In 1997 Unguryan entered the National University "Odesa Law Academy" and in 2002 received a degree in law as one of the finest students. From 2003 to 2007 he studied public administration in the National Academy for Public Administration under the President of Ukraine. In 2012 Unguryan defended the thesis and received a Candidate of Sciences in Public Administration and is currently working on a PhD in law.

==Public and religious leadership==

Unguryan is the Chairman of the Inter-Factional Parliamentary Group "For Spirituality, Morality and Health of Ukraine," which unites more than 100 lawmakers.

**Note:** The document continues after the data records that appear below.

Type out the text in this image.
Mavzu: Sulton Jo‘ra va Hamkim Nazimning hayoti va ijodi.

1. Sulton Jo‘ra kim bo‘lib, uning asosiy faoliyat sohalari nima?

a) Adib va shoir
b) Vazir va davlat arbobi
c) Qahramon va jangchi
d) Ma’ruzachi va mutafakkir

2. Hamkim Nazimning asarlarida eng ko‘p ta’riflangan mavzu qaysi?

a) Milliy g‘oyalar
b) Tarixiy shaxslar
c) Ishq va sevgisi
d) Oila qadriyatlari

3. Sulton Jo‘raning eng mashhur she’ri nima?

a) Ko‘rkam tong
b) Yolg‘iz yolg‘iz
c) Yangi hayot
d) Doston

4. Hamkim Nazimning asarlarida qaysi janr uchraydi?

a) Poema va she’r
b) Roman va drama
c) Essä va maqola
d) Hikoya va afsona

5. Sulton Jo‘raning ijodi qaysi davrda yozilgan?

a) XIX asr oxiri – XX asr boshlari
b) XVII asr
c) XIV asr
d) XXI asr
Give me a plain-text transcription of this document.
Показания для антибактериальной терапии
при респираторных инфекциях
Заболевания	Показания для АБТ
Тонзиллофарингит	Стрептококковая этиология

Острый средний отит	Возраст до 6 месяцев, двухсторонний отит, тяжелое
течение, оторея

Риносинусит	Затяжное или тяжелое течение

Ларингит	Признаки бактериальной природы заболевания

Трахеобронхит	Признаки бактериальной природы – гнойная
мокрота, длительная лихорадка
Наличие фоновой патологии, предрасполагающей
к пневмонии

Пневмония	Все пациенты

The group has initiated several laws aimed to support churches and protect morality, spirituality, and traditional family in Ukraine.

In 2017 Unguryan was the chair of the Interfaith Organizing Committee for the 500th Anniversary of Reformation supported by the President of Ukraine on the national level.

Unguryan serves as the coordinator of the National Prayer Breakfasts in Ukraine since 2011.

During many years he took an active part in the organization of major Christian events in Ukraine, such as the Franklin Graham Festival of Hope (2007 and 2015), which was attended by more than 100,000 people.
He was in charge of the organizing committees for the national events such as the 1st Youth Congress of the CIS and Baltic States (2008) which was attended by more than 3,000 people, the celebration of the 400th anniversary of Baptism (2009), in which took part approximately 5000 people, the activities surrounding the EuroCup Soccer Championship which mobilized the entire evangelical community of Ukraine and the First Ukrainian Thanksgiving Day in 2017 attended by hundreds of thousands.
Pavlo Unguryan authored the legislative initiative known as “Ukraine and the whole world celebrate Christmas together" and chaired the organizing committee for its organization.

Since 2023, co-founder and chairman of the supervisory board of the NGO “Ukraine Rebuilding Alliance”.

Vice President of the Association of Ukrainian Regions «EU Strategy for the Danube Region».

Сoordinator of the Christian Platform of Ukrainian-American Partnership.

== Honors ==

- Order of Merit, III class (Decree of the President of Ukraine No. 10/2017 of January 21, 2017).
- Order of Merit, II class (Decree of the President of Ukraine No. 616/2025 of August 23, 2025).